This morning I combed through the box of travel journals and finally found the very first one lying at the bottom of the box. When I found it I was disappointed. Shouldn’t the heart of Africa deserve more than little half-page entries for each day? Victoria Falls, the Zambezi River, Livingstone, wild elephants, lions, giraffes, and zebras? My handwriting is large, so here are these cramped little notations that say so little about a trip that started it all. There are my photographs, thank goodness, and I can still remember that wonderful, scary feeling that comes from doing something out of the ordinary realm of day-to-day living. The first words for the April 26, 1982 entry were, “What am I doing here?”
I had accompanied my former husband to South Africa where he had business. From there I flew to Zimbabwe (formerly Southern Rhodesia), traveling on my own for the first time in my life. A small town girl from Oregon. The fact that the road from the airport carried mostly military vehicles, and an armored tank with soldiers kept a roadside surveillance, might have had something to do with my wonderment at what I was doing there. I also experienced what it was like to be a minority, a white woman in a sea of black male faces. “I feel very uncomfortable and strange,” I wrote. What I thought was, this must be what it is like to be a black person in Oregon (in the 1980’s).

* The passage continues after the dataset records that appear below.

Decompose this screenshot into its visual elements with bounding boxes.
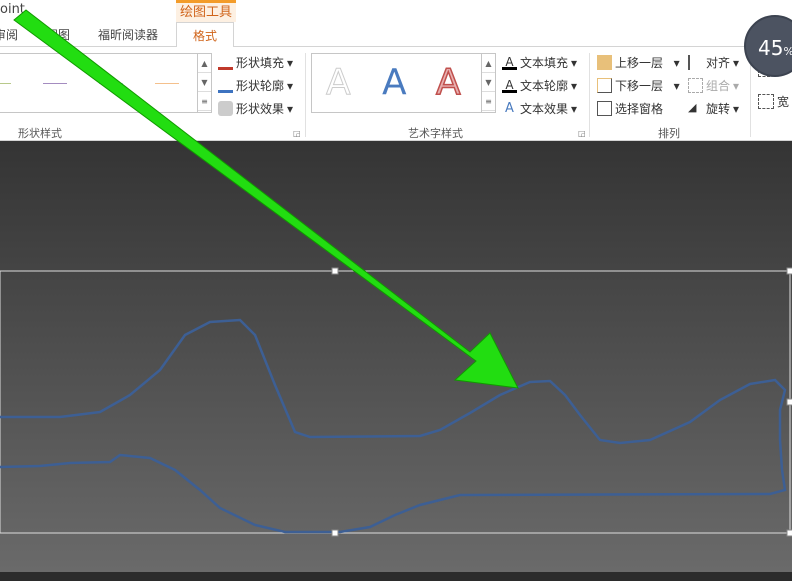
slide-overlay (0, 9, 792, 537)
green-arrow-icon (13, 9, 519, 389)
freeform-shape[interactable] (0, 318, 787, 534)
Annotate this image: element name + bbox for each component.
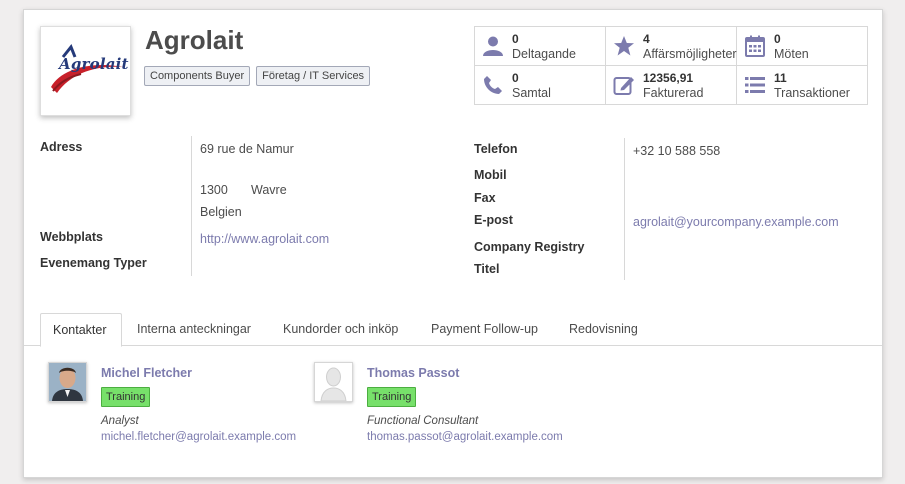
country-field[interactable]: Belgien — [200, 205, 242, 219]
category-badge: Training — [101, 387, 151, 407]
contact-name[interactable]: Michel Fletcher — [101, 366, 192, 380]
calendar-icon — [745, 35, 765, 57]
zip-field[interactable]: 1300 — [200, 183, 228, 197]
user-icon — [483, 36, 503, 56]
street-field[interactable]: 69 rue de Namur — [200, 142, 294, 156]
stat-label: Transaktioner — [774, 86, 850, 100]
logo-wordmark: Agrolait — [59, 55, 129, 73]
left-field-divider — [191, 136, 192, 276]
stat-label: Fakturerad — [643, 86, 704, 100]
tab-payment-follow-up[interactable]: Payment Follow-up — [419, 313, 550, 346]
email-label: E-post — [474, 213, 513, 227]
tag-it-services[interactable]: Företag / IT Services — [256, 66, 371, 86]
contact-email[interactable]: michel.fletcher@agrolait.example.com — [101, 431, 296, 443]
stat-button-participations[interactable]: 0 Deltagande — [475, 27, 606, 66]
phone-icon — [484, 76, 502, 94]
website-link[interactable]: http://www.agrolait.com — [200, 232, 329, 246]
stat-button-transactions[interactable]: 11 Transaktioner — [737, 66, 867, 104]
company-name[interactable]: Agrolait — [145, 25, 243, 56]
stat-count: 4 — [643, 32, 650, 46]
mobile-label: Mobil — [474, 168, 507, 182]
tab-internal-notes[interactable]: Interna anteckningar — [125, 313, 263, 346]
stat-button-calls[interactable]: 0 Samtal — [475, 66, 606, 104]
stat-button-meetings[interactable]: 0 Möten — [737, 27, 867, 66]
company-registry-label: Company Registry — [474, 240, 585, 254]
stat-count: 11 — [774, 71, 787, 85]
tab-contacts[interactable]: Kontakter — [40, 313, 122, 347]
stat-label: Deltagande — [512, 47, 576, 61]
company-logo[interactable]: Agrolait — [40, 26, 131, 116]
stat-count: 12356,91 — [643, 71, 694, 85]
category-badge: Training — [367, 387, 417, 407]
right-field-divider — [624, 138, 625, 280]
event-types-label: Evenemang Typer — [40, 256, 147, 270]
contact-name[interactable]: Thomas Passot — [367, 366, 459, 380]
stat-count: 0 — [512, 71, 519, 85]
tab-sales-purchases[interactable]: Kundorder och inköp — [271, 313, 410, 346]
notebook-tabs: Kontakter Interna anteckningar Kundorder… — [24, 313, 882, 347]
stat-button-opportunities[interactable]: 4 Affärsmöjligheter — [606, 27, 737, 66]
phone-field[interactable]: +32 10 588 558 — [633, 144, 720, 158]
contact-function: Functional Consultant — [367, 415, 479, 427]
email-link[interactable]: agrolait@yourcompany.example.com — [633, 215, 839, 229]
fax-label: Fax — [474, 191, 496, 205]
avatar — [314, 362, 353, 402]
tag-components-buyer[interactable]: Components Buyer — [144, 66, 251, 86]
category-tags: Components Buyer Företag / IT Services — [144, 66, 371, 86]
stat-label: Möten — [774, 47, 809, 61]
partner-form-sheet: Agrolait Agrolait Components Buyer Föret… — [23, 9, 883, 478]
avatar — [48, 362, 87, 402]
address-label: Adress — [40, 140, 83, 154]
pencil-square-icon — [613, 77, 634, 95]
list-icon — [745, 77, 765, 93]
city-field[interactable]: Wavre — [251, 183, 287, 197]
stat-count: 0 — [512, 32, 519, 46]
phone-label: Telefon — [474, 142, 518, 156]
person-photo-icon — [49, 363, 86, 401]
stat-label: Affärsmöjligheter — [643, 47, 737, 61]
star-icon — [614, 36, 634, 56]
contact-email[interactable]: thomas.passot@agrolait.example.com — [367, 431, 563, 443]
tab-accounting[interactable]: Redovisning — [557, 313, 650, 346]
stat-button-invoiced[interactable]: 12356,91 Fakturerad — [606, 66, 737, 104]
website-label: Webbplats — [40, 230, 103, 244]
title-label: Titel — [474, 262, 500, 276]
contact-function: Analyst — [101, 415, 139, 427]
placeholder-person-icon — [315, 363, 352, 402]
smart-buttons: 0 Deltagande 4 Affärsmöjligheter 0 Möten… — [474, 26, 868, 105]
stat-count: 0 — [774, 32, 781, 46]
stat-label: Samtal — [512, 86, 551, 100]
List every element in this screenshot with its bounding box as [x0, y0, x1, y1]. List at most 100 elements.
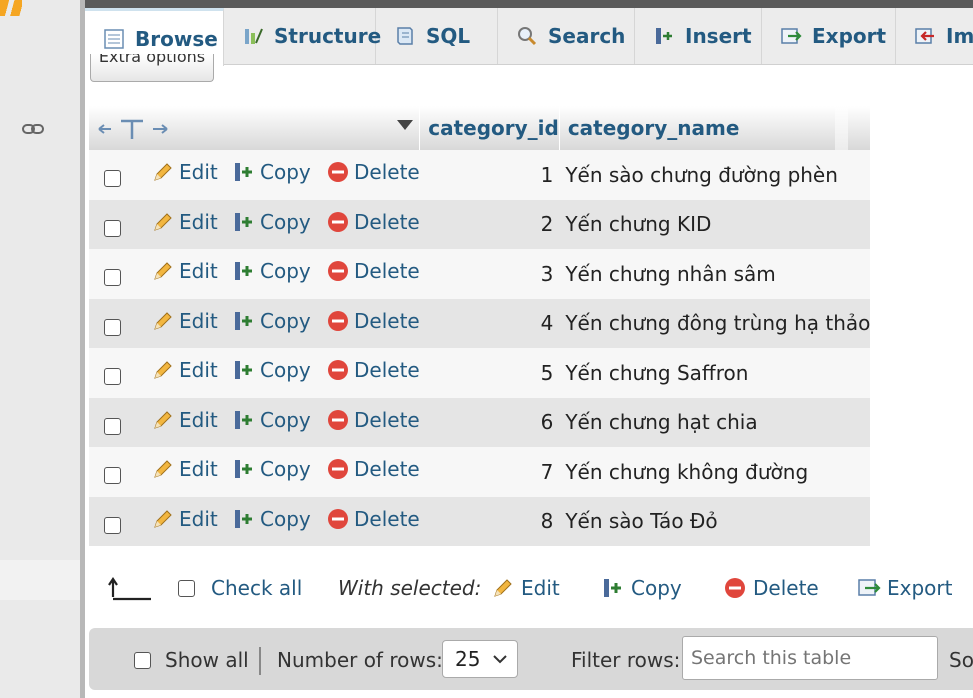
category-id-cell[interactable]: 1 [419, 150, 560, 200]
link-icon[interactable] [22, 122, 44, 136]
category-id-cell[interactable]: 7 [419, 447, 560, 497]
sql-icon [397, 27, 413, 45]
column-header-category-id[interactable]: category_id [419, 106, 560, 150]
copy-icon [235, 361, 252, 380]
tab-import[interactable]: Im [896, 8, 973, 64]
copy-icon [235, 460, 252, 479]
show-all-control[interactable]: Show all [134, 648, 249, 672]
delete-button[interactable]: Delete [326, 160, 420, 184]
copy-button[interactable]: Copy [232, 358, 326, 382]
browse-icon [104, 28, 124, 49]
category-id-cell[interactable]: 6 [419, 397, 560, 447]
tab-label: Export [812, 24, 887, 48]
check-all-control[interactable]: Check all [178, 568, 302, 608]
category-name-cell[interactable]: Yến sào Táo Đỏ [559, 496, 871, 546]
bulk-edit-button[interactable]: Edit [491, 568, 560, 608]
structure-icon [245, 28, 263, 44]
edit-button[interactable]: Edit [151, 210, 232, 234]
rows-select[interactable]: 25 [442, 640, 518, 678]
pencil-icon [154, 411, 172, 429]
category-id-cell[interactable]: 2 [419, 199, 560, 249]
copy-button[interactable]: Copy [232, 507, 326, 531]
copy-button[interactable]: Copy [232, 408, 326, 432]
table-navigation-footer: Show all Number of rows: 25 Filter rows:… [89, 628, 973, 690]
copy-button[interactable]: Copy [232, 259, 326, 283]
tab-structure[interactable]: Structure [224, 8, 381, 64]
row-checkbox[interactable] [104, 516, 121, 534]
delete-button[interactable]: Delete [326, 408, 420, 432]
delete-button[interactable]: Delete [326, 507, 420, 531]
category-name-cell[interactable]: Yến chưng nhân sâm [559, 249, 871, 299]
check-all-checkbox[interactable] [178, 579, 195, 597]
tab-search[interactable]: Search [498, 8, 635, 64]
results-table: category_id category_name Edit Copy Dele… [89, 106, 871, 546]
row-actions-cell: Edit Copy Delete [89, 496, 420, 546]
sort-label-fragment: So [949, 648, 973, 672]
tab-bar: Browse Structure SQL Search Insert Expor… [85, 8, 973, 66]
category-name-cell[interactable]: Yến chưng hạt chia [559, 397, 871, 447]
row-checkbox[interactable] [104, 368, 121, 386]
edit-button[interactable]: Edit [151, 457, 232, 481]
category-name-cell[interactable]: Yến sào chưng đường phèn [559, 150, 871, 200]
category-id-cell[interactable]: 4 [419, 298, 560, 348]
delete-icon [725, 578, 745, 598]
edit-button[interactable]: Edit [151, 259, 232, 283]
delete-button[interactable]: Delete [326, 309, 420, 333]
category-name-cell[interactable]: Yến chưng đông trùng hạ thảo [559, 298, 871, 348]
delete-icon [328, 409, 348, 430]
tab-export[interactable]: Export [762, 8, 896, 64]
filter-rows-label: Filter rows: [571, 648, 681, 672]
edit-button[interactable]: Edit [151, 358, 232, 382]
column-header-category-name[interactable]: category_name [559, 106, 871, 150]
row-checkbox[interactable] [104, 318, 121, 336]
select-arrow-icon [107, 568, 153, 608]
sort-dropdown-icon[interactable] [397, 120, 414, 130]
tab-label: Search [548, 24, 626, 48]
category-name-cell[interactable]: Yến chưng Saffron [559, 348, 871, 398]
delete-button[interactable]: Delete [326, 457, 420, 481]
copy-button[interactable]: Copy [232, 309, 326, 333]
show-all-checkbox[interactable] [134, 651, 151, 669]
edit-button[interactable]: Edit [151, 507, 232, 531]
panel-divider[interactable] [80, 0, 85, 698]
filter-rows-field[interactable] [682, 636, 938, 680]
column-resizer-header[interactable] [89, 106, 421, 150]
copy-button[interactable]: Copy [232, 210, 326, 234]
delete-button[interactable]: Delete [326, 210, 420, 234]
tab-insert[interactable]: Insert [635, 8, 762, 64]
category-id-cell[interactable]: 3 [419, 249, 560, 299]
row-actions-cell: Edit Copy Delete [89, 348, 420, 398]
bulk-delete-button[interactable]: Delete [723, 568, 819, 608]
category-id-cell[interactable]: 5 [419, 348, 560, 398]
edit-button[interactable]: Edit [151, 160, 232, 184]
copy-icon [235, 410, 252, 429]
search-icon [518, 27, 537, 46]
copy-button[interactable]: Copy [232, 457, 326, 481]
category-name-cell[interactable]: Yến chưng KID [559, 199, 871, 249]
edit-button[interactable]: Edit [151, 408, 232, 432]
row-checkbox[interactable] [104, 170, 121, 188]
tab-label: SQL [426, 24, 471, 48]
delete-button[interactable]: Delete [326, 259, 420, 283]
copy-button[interactable]: Copy [232, 160, 326, 184]
bulk-export-button[interactable]: Export [857, 568, 952, 608]
expand-columns-icon[interactable] [97, 117, 169, 141]
category-id-cell[interactable]: 8 [419, 496, 560, 546]
header-filler [835, 106, 848, 150]
pencil-icon [154, 163, 172, 182]
row-checkbox[interactable] [104, 269, 121, 287]
bulk-copy-button[interactable]: Copy [601, 568, 682, 608]
row-actions-cell: Edit Copy Delete [89, 298, 420, 348]
edit-button[interactable]: Edit [151, 309, 232, 333]
row-checkbox[interactable] [104, 467, 121, 485]
search-table-input[interactable] [682, 636, 938, 680]
copy-icon [235, 311, 252, 330]
tab-label: Insert [685, 24, 752, 48]
row-checkbox[interactable] [104, 219, 121, 237]
tab-sql[interactable]: SQL [376, 8, 498, 64]
row-checkbox[interactable] [104, 417, 121, 435]
row-actions-cell: Edit Copy Delete [89, 249, 420, 299]
delete-button[interactable]: Delete [326, 358, 420, 382]
extra-options-button[interactable]: Extra options [90, 54, 214, 82]
category-name-cell[interactable]: Yến chưng không đường [559, 447, 871, 497]
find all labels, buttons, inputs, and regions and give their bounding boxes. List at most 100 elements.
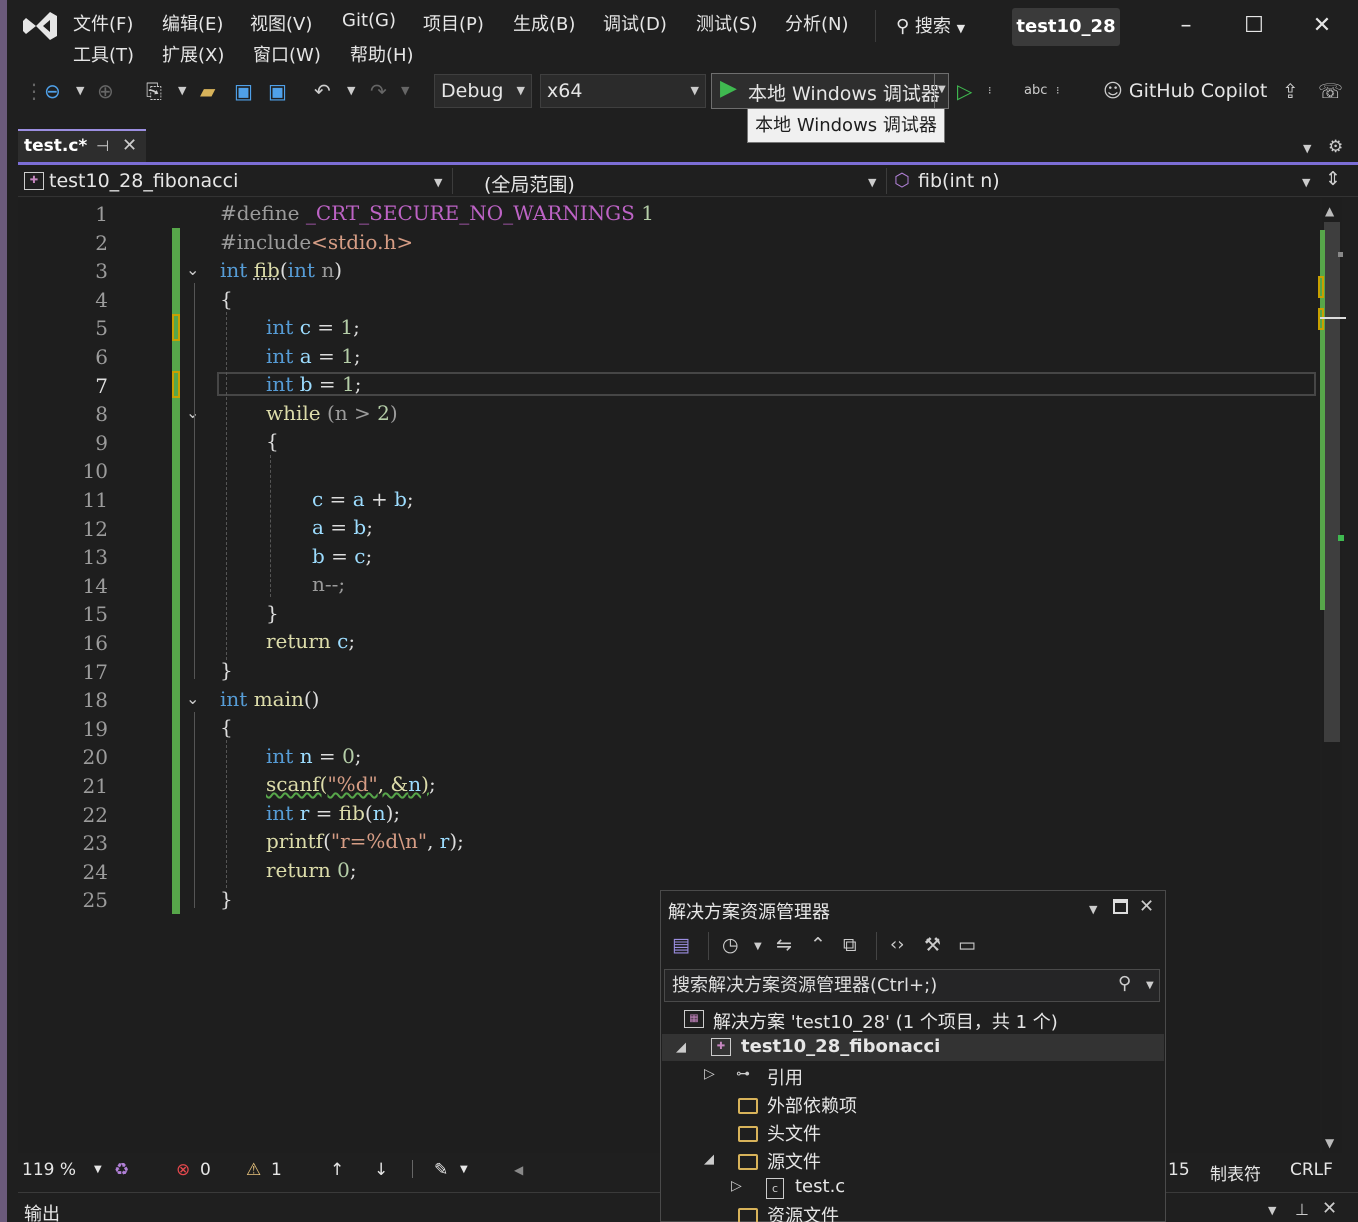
zoom-level[interactable]: 119 % — [22, 1160, 76, 1180]
line-ending-indicator[interactable]: CRLF — [1290, 1160, 1333, 1180]
tree-item-test-c[interactable]: test.c — [795, 1176, 845, 1197]
tab-test-c[interactable]: test.c* ⊣ ✕ — [18, 129, 146, 162]
show-all-files-icon[interactable]: ⧉ — [843, 934, 857, 956]
menu-window[interactable]: 窗口(W) — [253, 41, 321, 67]
warning-count[interactable]: 1 — [271, 1160, 282, 1180]
tree-item-headers[interactable]: 头文件 — [767, 1120, 821, 1146]
solution-title[interactable]: test10_28 — [1012, 8, 1120, 46]
chevron-down-icon[interactable]: ▼ — [434, 176, 442, 189]
close-icon[interactable]: ✕ — [1322, 1198, 1337, 1219]
code-cleanup-icon[interactable]: ✎ — [434, 1160, 448, 1180]
menu-tools[interactable]: 工具(T) — [73, 41, 134, 67]
arrow-down-icon[interactable]: ↓ — [374, 1160, 388, 1180]
maximize-icon[interactable] — [1113, 899, 1128, 914]
scroll-down-icon[interactable]: ▼ — [1325, 1136, 1334, 1150]
spellcheck-icon[interactable]: abc — [1024, 78, 1047, 104]
project-dropdown[interactable]: test10_28_fibonacci — [49, 170, 238, 192]
close-icon[interactable]: ✕ — [1139, 896, 1154, 917]
tree-item-solution[interactable]: 解决方案 'test10_28' (1 个项目，共 1 个) — [713, 1008, 1058, 1034]
wrench-icon[interactable]: ⚒ — [924, 934, 941, 956]
collapse-all-icon[interactable]: ⌃ — [810, 934, 826, 956]
column-indicator[interactable]: 15 — [1168, 1160, 1190, 1180]
scroll-left-icon[interactable]: ◀ — [514, 1163, 523, 1177]
menu-view[interactable]: 视图(V) — [250, 10, 312, 36]
solution-explorer-title[interactable]: 解决方案资源管理器 — [668, 898, 830, 924]
tree-item-project[interactable]: test10_28_fibonacci — [741, 1036, 940, 1057]
solution-search-input[interactable]: 搜索解决方案资源管理器(Ctrl+;) — [664, 969, 1160, 1002]
chevron-down-icon[interactable]: ▼ — [1302, 176, 1310, 189]
preview-icon[interactable]: ▭ — [958, 934, 976, 956]
save-icon[interactable]: ▣ — [234, 78, 253, 104]
expanded-arrow-icon[interactable]: ◢ — [704, 1152, 714, 1167]
menu-edit[interactable]: 编辑(E) — [162, 10, 223, 36]
open-folder-icon[interactable]: ▰ — [200, 78, 215, 104]
menu-debug[interactable]: 调试(D) — [603, 10, 667, 36]
chevron-down-icon[interactable]: ▼ — [754, 941, 762, 952]
tree-item-external[interactable]: 外部依赖项 — [767, 1092, 857, 1118]
scope-dropdown[interactable]: (全局范围) — [484, 170, 575, 197]
scroll-up-icon[interactable]: ▲ — [1325, 204, 1334, 218]
share-icon[interactable]: ⇪ — [1282, 78, 1299, 104]
scrollbar-thumb[interactable] — [1324, 222, 1340, 742]
chevron-down-icon[interactable]: ▼ — [868, 176, 876, 189]
collapsed-arrow-icon[interactable]: ▷ — [704, 1066, 715, 1082]
pin-icon[interactable]: ⊣ — [96, 137, 109, 155]
tree-item-sources[interactable]: 源文件 — [767, 1148, 821, 1174]
tree-item-resources[interactable]: 资源文件 — [767, 1202, 839, 1222]
expanded-arrow-icon[interactable]: ◢ — [676, 1040, 686, 1055]
menu-extensions[interactable]: 扩展(X) — [162, 41, 224, 67]
tree-item-references[interactable]: 引用 — [767, 1064, 803, 1090]
warning-icon[interactable]: ⚠ — [246, 1160, 261, 1180]
health-icon[interactable]: ♻ — [114, 1160, 129, 1180]
new-project-icon[interactable]: ⎘ — [146, 78, 162, 104]
back-icon[interactable]: ⊖ — [44, 78, 61, 104]
collapsed-arrow-icon[interactable]: ▷ — [731, 1178, 742, 1194]
error-count[interactable]: 0 — [200, 1160, 211, 1180]
undo-icon[interactable]: ↶ — [314, 78, 331, 104]
search-button[interactable]: ⚲ 搜索 ▼ — [896, 12, 965, 38]
pending-changes-icon[interactable]: ◷ — [722, 934, 739, 956]
fold-toggle-icon[interactable]: ⌄ — [186, 262, 202, 278]
menu-help[interactable]: 帮助(H) — [350, 41, 414, 67]
start-without-debugging-icon[interactable]: ▷ — [957, 78, 972, 104]
search-icon[interactable]: ⚲ — [1118, 973, 1131, 994]
menu-project[interactable]: 项目(P) — [423, 10, 484, 36]
undo-dropdown-icon[interactable]: ▼ — [347, 78, 355, 104]
feedback-icon[interactable]: ☏ — [1318, 78, 1343, 104]
overflow-icon[interactable]: ⁝ — [1056, 78, 1060, 104]
menu-build[interactable]: 生成(B) — [513, 10, 575, 36]
switch-views-icon[interactable]: ▤ — [672, 934, 690, 956]
github-copilot-button[interactable]: ☺ GitHub Copilot — [1103, 80, 1267, 102]
chevron-down-icon[interactable]: ▼ — [94, 1164, 102, 1175]
chevron-down-icon[interactable]: ▼ — [1268, 1204, 1276, 1217]
configuration-select[interactable]: Debug ▼ — [434, 74, 532, 108]
redo-icon[interactable]: ↷ — [370, 78, 387, 104]
minimize-button[interactable]: – — [1172, 12, 1200, 40]
gear-icon[interactable]: ⚙ — [1328, 137, 1343, 157]
back-dropdown-icon[interactable]: ▼ — [76, 78, 84, 104]
close-button[interactable]: ✕ — [1308, 12, 1336, 40]
output-title[interactable]: 输出 — [24, 1200, 60, 1222]
overflow-icon[interactable]: ⁝ — [988, 78, 992, 104]
sync-icon[interactable]: ⇋ — [776, 934, 792, 956]
pin-icon[interactable]: ⊥ — [1295, 1200, 1309, 1219]
indentation-indicator[interactable]: 制表符 — [1210, 1160, 1261, 1185]
arrow-up-icon[interactable]: ↑ — [330, 1160, 344, 1180]
chevron-down-icon[interactable]: ▼ — [1089, 903, 1097, 916]
new-dropdown-icon[interactable]: ▼ — [178, 78, 186, 104]
menu-test[interactable]: 测试(S) — [696, 10, 757, 36]
chevron-down-icon[interactable]: ▼ — [938, 84, 946, 95]
split-window-icon[interactable]: ⇕ — [1325, 168, 1341, 190]
tab-list-dropdown-icon[interactable]: ▼ — [1303, 142, 1311, 155]
redo-dropdown-icon[interactable]: ▼ — [401, 78, 409, 104]
close-tab-icon[interactable]: ✕ — [122, 135, 137, 156]
menu-analyze[interactable]: 分析(N) — [785, 10, 849, 36]
chevron-down-icon[interactable]: ▼ — [460, 1164, 468, 1175]
menu-file[interactable]: 文件(F) — [73, 10, 133, 36]
save-all-icon[interactable]: ▣ — [268, 78, 287, 104]
forward-icon[interactable]: ⊕ — [97, 78, 114, 104]
start-debugging-button[interactable]: ▶ 本地 Windows 调试器 ▼ — [711, 73, 949, 109]
fold-toggle-icon[interactable]: ⌄ — [186, 691, 202, 707]
member-dropdown[interactable]: fib(int n) — [918, 170, 1000, 192]
error-icon[interactable]: ⊗ — [176, 1160, 190, 1180]
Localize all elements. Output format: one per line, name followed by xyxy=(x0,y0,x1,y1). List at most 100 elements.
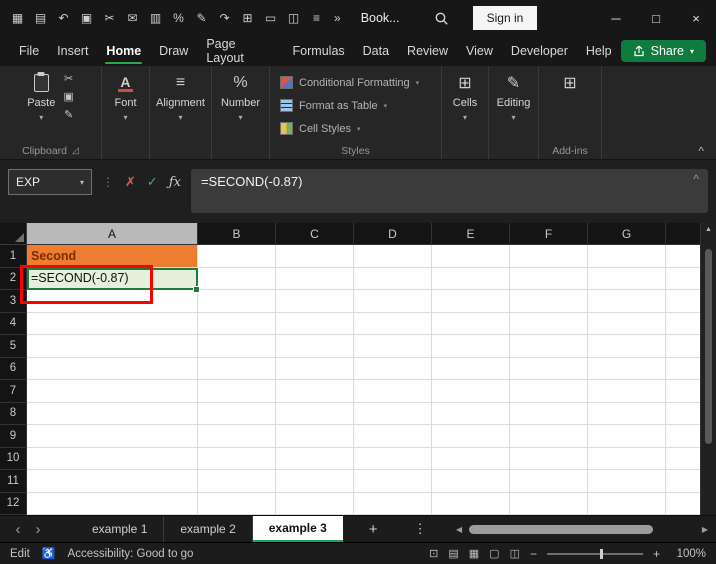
camera-icon[interactable]: ◫ xyxy=(282,5,305,31)
redo-icon[interactable]: ↷ xyxy=(213,5,236,31)
cell-E7[interactable] xyxy=(432,380,510,403)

An older British couple had flown in on the same plane as I had. They too had ridden the bus from the airport to the Victoria Falls Hotel, a grand old Edwardian hotel built in 1904. When I entered the hotel dining room that first evening, they saw me and invited me to join them. They were independent travelers, as many older British people are, exploring what was once the far-reaching British Empire. Their names were Elsie and Victor Cherry from Manchester, England. We joined forces for the next few days, holding umbrellas over our heads as we walked in the mist of Victoria Falls, enjoying a Zambezi River Sunset Cruise, and crossing the bridge over the Zambezi River into Zambia. Elsie was a little scattered - absentmindedly leaving a bag of money at the border crossing in Zambia - and Victor stoically soldiered on. They were a delight and we exchanged Christmas cards for the next few years. When I went on to the Safari Lodge at Wankie National Park, the Cherry’s flew to the archeological ruins of the Great Zimbabwe.
My journal does little more than mention the mist-soaked paths, lush vegetation, and wet hair plastered to my head as I hiked beneath the roaring Victoria Falls… also called “The Smoke That Thunders.” I saw elephants and zebras, giraffes and gazelles, but all I wrote was, “Up at 5 am and out in the Range Rover by 6:15. Highlight was seeing male and female lions come to a drinking hole.” How boring is that for detail? Thank goodness my later adventures grew beyond a half page description.